Indonesia completed the domestic procedures required to enter the Asean-Australia-New Zealand Free Trade Agreement (AANZFTA) in November - the last Asean member state to formally agree to implement the agreement. The FTA will come into force on Tuesday.
This comprehensive economic agreement will allow duty/tariff free access to over 90 per cent of New Zealand goods and services by 2015.
With a GDP growth rate of over 6 per cent, Indonesia is on track to rank among the world's top economies by 2050.
The World Bank predicts the size of Indonesia's economy will overtake Mexico, Turkey and South Korea by 2014.
Up to October 2011, New Zealand exports totalled $865 million, making Indonesia our 9th largest export destination, and imports were $628 million.
Indonesia isn't on the radar for many Kiwi exporters - but it should be.
Many people's views on Indonesia don't go beyond Bali, tsunamis and low incomes, but that's not an up-to-date description.
New Zealand isn't on Indonesia's radar either, beyond the traditional icons of cows, sheep and the Lord of the Rings.
Things are changing though, on both sides.
Indonesia's luxury brand malls are testament to the existence of affluent consumer segments. There is a rapidly growing and urbanising middle class keen for protein and consumer goods.
Garuda, Indonesia's national airline, has its sights set on flying direct to New Zealand which will be a game-changer for education, tourism and business exchanges between the two countries. Indonesia is already among the fastest-growing sources of tourists to New Zealand.
The Indonesian Government is also looking for foreign companies doing business there to contribute to the country's economic development particularly through investment, but also through knowledge transfer and capability building.
Indonesia recently released its masterplan for economic development through to 2025, including a goal to improve agricultural productivity (which contributes 12 per cent to GDP). The FTA will help to strengthen New Zealand's agricultural relationship with Indonesia.
A prime aim will be to build on our position as a recognised agriculture and food security partner for Indonesia which has one of the fastest growing food and beverage industries in Southeast Asia, thanks to its strong economic growth and increasing urbanisation.
The supermarket sector is growing at the astonishing rate of about 30 per cent a year and the domestic food industry is valued at more than $25 billion.
There is demand for New Zealand food and beverage products and opportunities exist with value-added products such as convenience foods as relative incomes increase and the distribution and manufacturing of products becomes more sophisticated.
But it's not all about food and beverages. New Zealand companies are participating in engineering and construction, as well as the aviation and airport sector.
The challenge of being an archipelago is driving growth in everything from airport re-development, to pilot training, to the need for aircraft that can land on remote, smaller and less developed runways.
Indonesia has big goals for its geothermal resources aiming to become the world's largest producer in the next few years.
New Zealand enjoys a big reputation in Indonesia (in fact New Zealand is considered the Mecca for geothermal expertise) and there will be substantial investment in geothermal power generation over the next few years.

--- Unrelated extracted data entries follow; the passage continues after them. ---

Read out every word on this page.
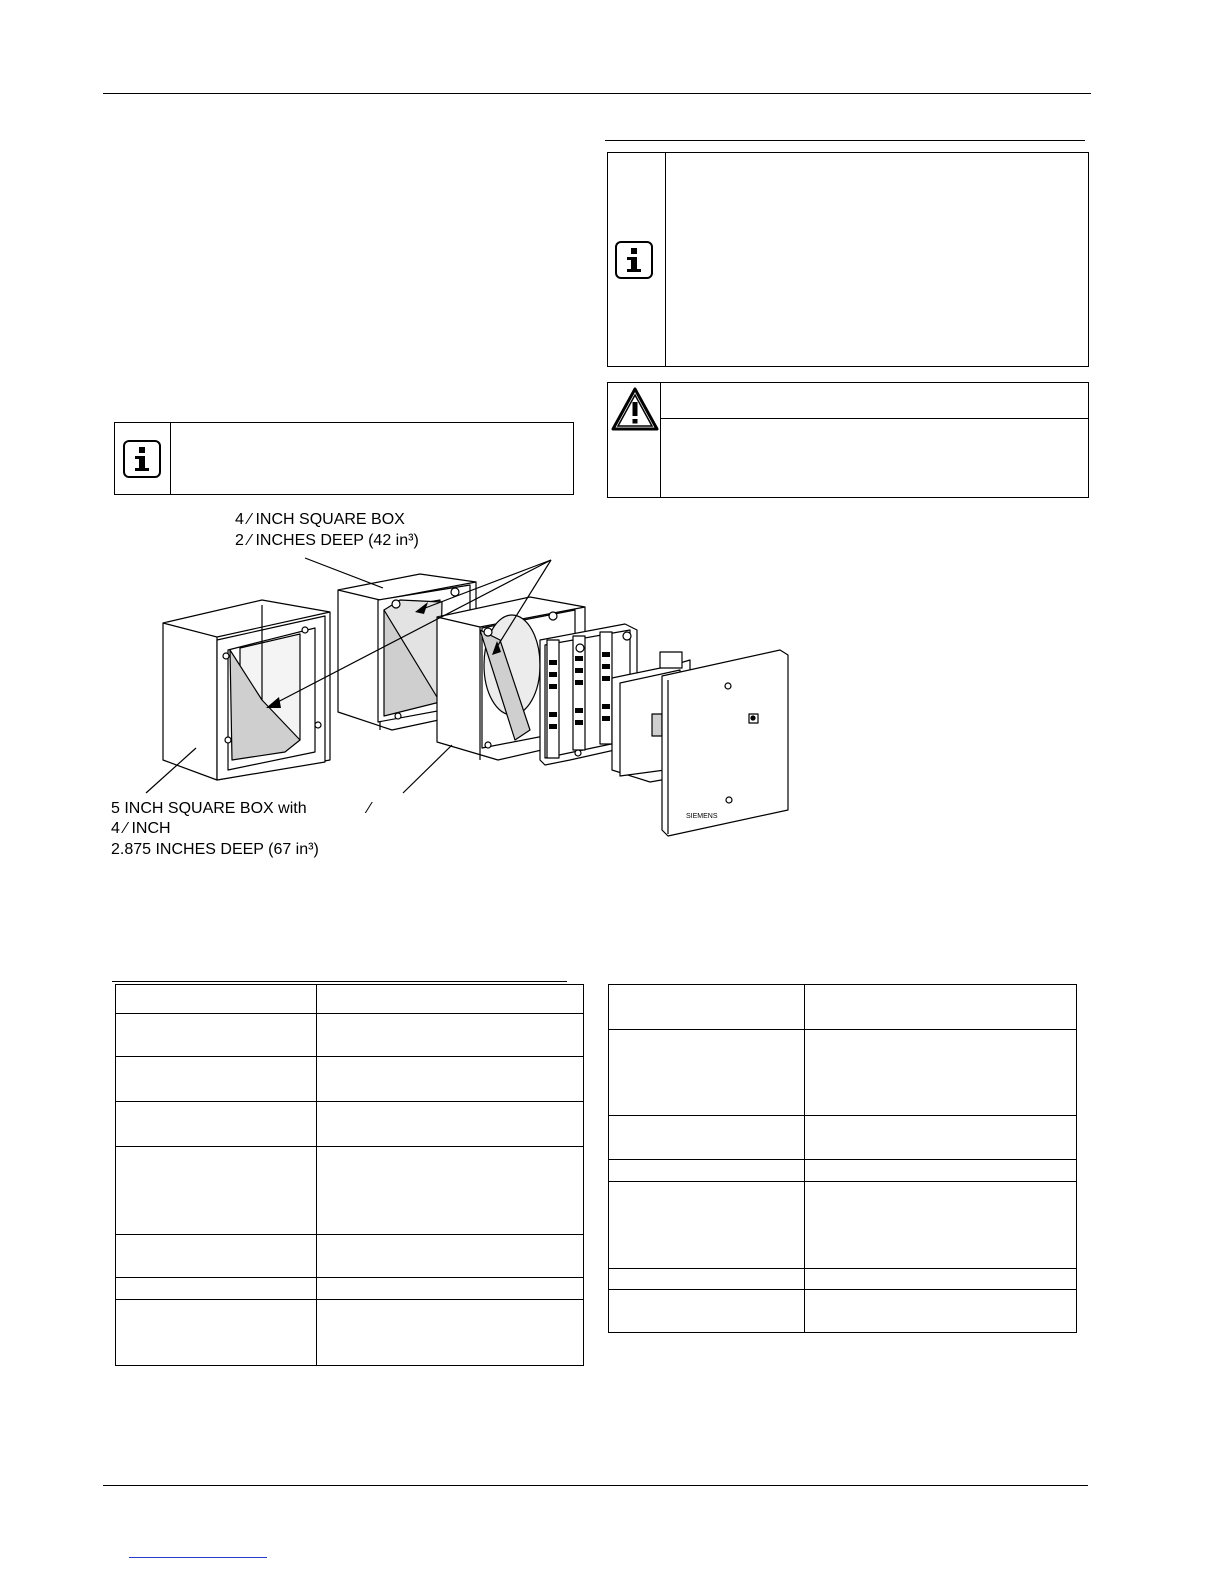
4 ⁄ INCH SQUARE BOX
2 ⁄ INCHES DEEP (42 in³)
5 INCH SQUARE BOX with	⁄
4 ⁄ INCH
2.875 INCHES DEEP (67 in³)
SIEMENS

Technology company Open Cloud has its biggest customer in Telkomsel, Indonesia's largest telco company, and Webco, which makes web offset printing presses for the newspaper industry, is also experiencing strong growth in Indonesia.
There are also opportunities for New Zealand service providers in infrastructure, tourism, education and IT.

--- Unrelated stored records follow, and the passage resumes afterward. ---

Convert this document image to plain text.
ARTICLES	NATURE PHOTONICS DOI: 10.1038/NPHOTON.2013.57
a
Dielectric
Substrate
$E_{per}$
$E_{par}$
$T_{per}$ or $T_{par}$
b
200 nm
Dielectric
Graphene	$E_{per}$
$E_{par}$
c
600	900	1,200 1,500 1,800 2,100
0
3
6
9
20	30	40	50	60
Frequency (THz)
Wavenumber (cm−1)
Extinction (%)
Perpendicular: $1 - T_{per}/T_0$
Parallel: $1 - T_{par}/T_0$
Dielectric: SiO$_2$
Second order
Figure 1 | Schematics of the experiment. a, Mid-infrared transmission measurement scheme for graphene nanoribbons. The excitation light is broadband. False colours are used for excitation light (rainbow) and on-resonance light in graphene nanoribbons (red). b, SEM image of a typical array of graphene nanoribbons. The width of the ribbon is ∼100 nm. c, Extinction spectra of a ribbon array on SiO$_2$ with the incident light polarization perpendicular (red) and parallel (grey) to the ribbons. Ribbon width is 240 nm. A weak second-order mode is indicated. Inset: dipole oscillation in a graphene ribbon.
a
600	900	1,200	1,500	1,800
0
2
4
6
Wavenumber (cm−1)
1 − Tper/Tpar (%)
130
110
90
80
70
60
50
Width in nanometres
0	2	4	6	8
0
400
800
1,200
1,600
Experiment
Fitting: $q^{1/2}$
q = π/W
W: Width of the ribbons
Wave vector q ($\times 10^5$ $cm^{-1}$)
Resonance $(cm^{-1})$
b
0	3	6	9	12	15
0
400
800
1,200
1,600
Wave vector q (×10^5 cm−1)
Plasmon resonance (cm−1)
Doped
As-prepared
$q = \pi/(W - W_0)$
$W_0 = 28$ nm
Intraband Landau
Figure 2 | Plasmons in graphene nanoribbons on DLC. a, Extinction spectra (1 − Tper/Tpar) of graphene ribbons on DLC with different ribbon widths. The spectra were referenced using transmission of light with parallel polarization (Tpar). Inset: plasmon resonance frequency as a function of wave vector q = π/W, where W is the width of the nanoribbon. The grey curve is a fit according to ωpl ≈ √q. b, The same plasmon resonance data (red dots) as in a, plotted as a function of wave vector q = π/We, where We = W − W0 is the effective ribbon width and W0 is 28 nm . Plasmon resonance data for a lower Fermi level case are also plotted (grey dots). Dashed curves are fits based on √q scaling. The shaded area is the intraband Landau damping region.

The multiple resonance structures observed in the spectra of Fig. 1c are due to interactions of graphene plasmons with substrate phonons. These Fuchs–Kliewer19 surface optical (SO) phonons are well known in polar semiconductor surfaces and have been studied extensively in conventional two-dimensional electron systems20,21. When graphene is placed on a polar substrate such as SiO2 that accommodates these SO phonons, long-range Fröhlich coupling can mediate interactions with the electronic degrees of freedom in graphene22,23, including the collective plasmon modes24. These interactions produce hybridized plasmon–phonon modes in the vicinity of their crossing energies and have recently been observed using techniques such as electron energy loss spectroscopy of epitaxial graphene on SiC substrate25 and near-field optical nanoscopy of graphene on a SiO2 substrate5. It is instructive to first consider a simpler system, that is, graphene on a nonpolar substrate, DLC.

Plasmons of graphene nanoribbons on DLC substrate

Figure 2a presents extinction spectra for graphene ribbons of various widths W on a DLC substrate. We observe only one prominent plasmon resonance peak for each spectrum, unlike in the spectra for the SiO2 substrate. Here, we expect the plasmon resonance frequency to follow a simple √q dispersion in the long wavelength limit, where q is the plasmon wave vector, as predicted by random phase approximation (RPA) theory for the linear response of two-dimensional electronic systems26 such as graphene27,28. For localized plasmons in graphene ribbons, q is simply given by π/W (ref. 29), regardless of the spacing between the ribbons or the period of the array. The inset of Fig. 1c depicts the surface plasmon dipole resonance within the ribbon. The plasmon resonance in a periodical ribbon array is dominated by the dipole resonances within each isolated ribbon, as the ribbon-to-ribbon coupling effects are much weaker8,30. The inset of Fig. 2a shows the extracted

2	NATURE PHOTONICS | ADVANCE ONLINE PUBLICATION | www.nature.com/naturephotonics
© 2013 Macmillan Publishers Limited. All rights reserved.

While businesses and investors have been focused on China and India in recent decades, Indonesia's strategic location provides unique access to China, India, Southeast Asia and Australia.
Like China and India, Indonesia is described as a different, difficult and complex place to do business, but it's a market where many businesses are succeeding and happy with the profits they're making.

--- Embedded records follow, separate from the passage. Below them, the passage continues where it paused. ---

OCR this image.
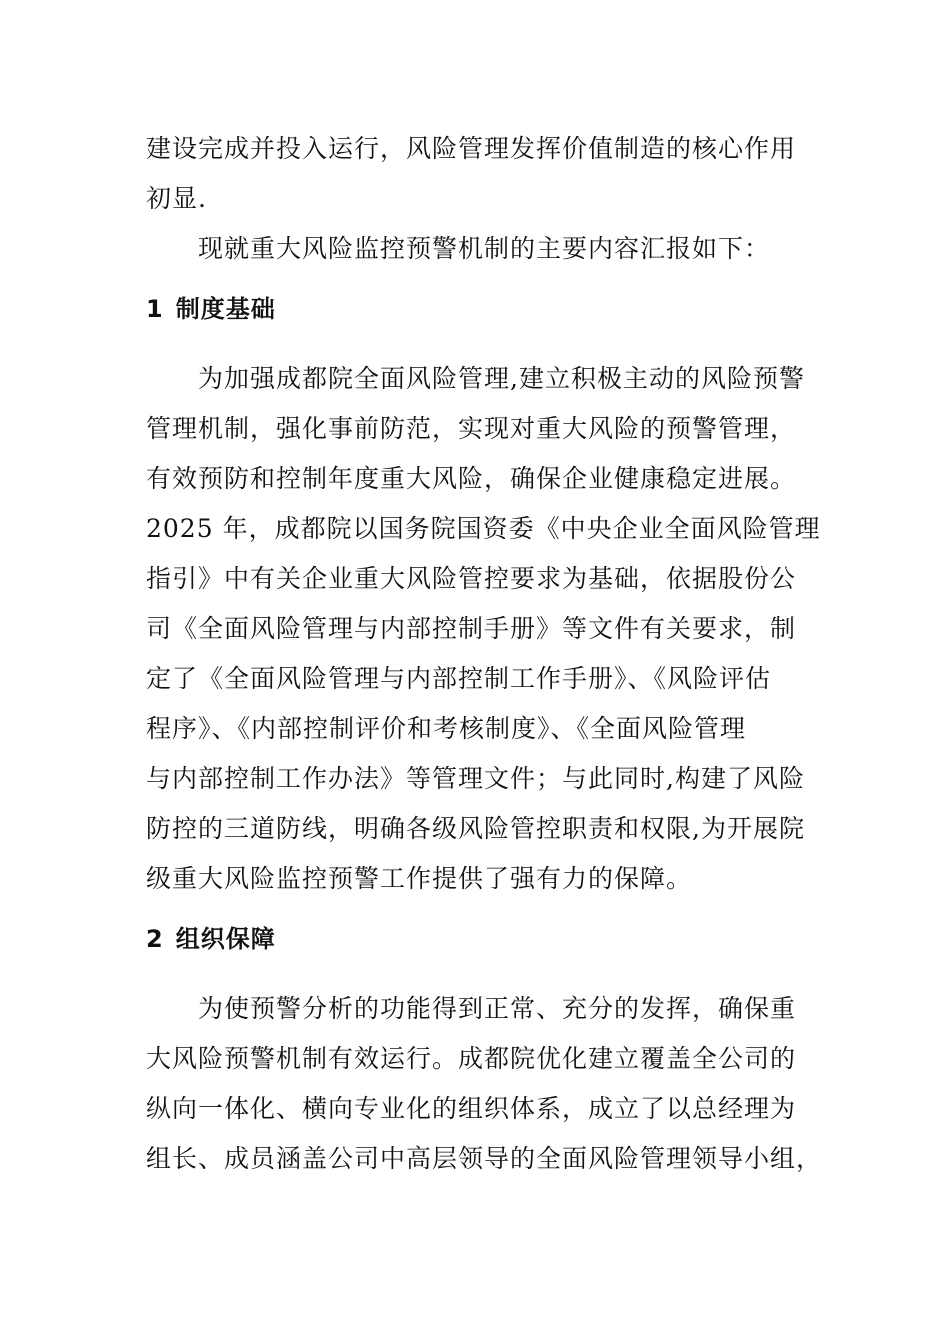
建设完成并投入运行，风险管理发挥价值制造的核心作用
初显.
现就重大风险监控预警机制的主要内容汇报如下：
1 制度基础
为加强成都院全面风险管理,建立积极主动的风险预警
管理机制，强化事前防范，实现对重大风险的预警管理，
有效预防和控制年度重大风险，确保企业健康稳定进展。
2025 年，成都院以国务院国资委《中央企业全面风险管理
指引》中有关企业重大风险管控要求为基础，依据股份公
司《全面风险管理与内部控制手册》等文件有关要求，制
定了《全面风险管理与内部控制工作手册》、《风险评估
程序》、《内部控制评价和考核制度》、《全面风险管理
与内部控制工作办法》等管理文件；与此同时,构建了风险
防控的三道防线，明确各级风险管控职责和权限,为开展院
级重大风险监控预警工作提供了强有力的保障。
2 组织保障
为使预警分析的功能得到正常、充分的发挥，确保重
大风险预警机制有效运行。成都院优化建立覆盖全公司的
纵向一体化、横向专业化的组织体系，成立了以总经理为
组长、成员涵盖公司中高层领导的全面风险管理领导小组，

Finding the right local partner is essential, and tenacity is a critical ingredient for success.
And one of the best things about doing business, in or out of Jakarta, is the people.
They're charming, friendly and cultured. Once you have built a relationship you can trust it.
It becomes a friendship, not just a business engagement. The challenge is to put aside some time to explore Indonesia further to better understand if this Southeast Asian giant should become a prime target for your overseas expansion.
Fiona Acheson is NZTE's trade commissioner for Indonesia, Malaysia and Brunei.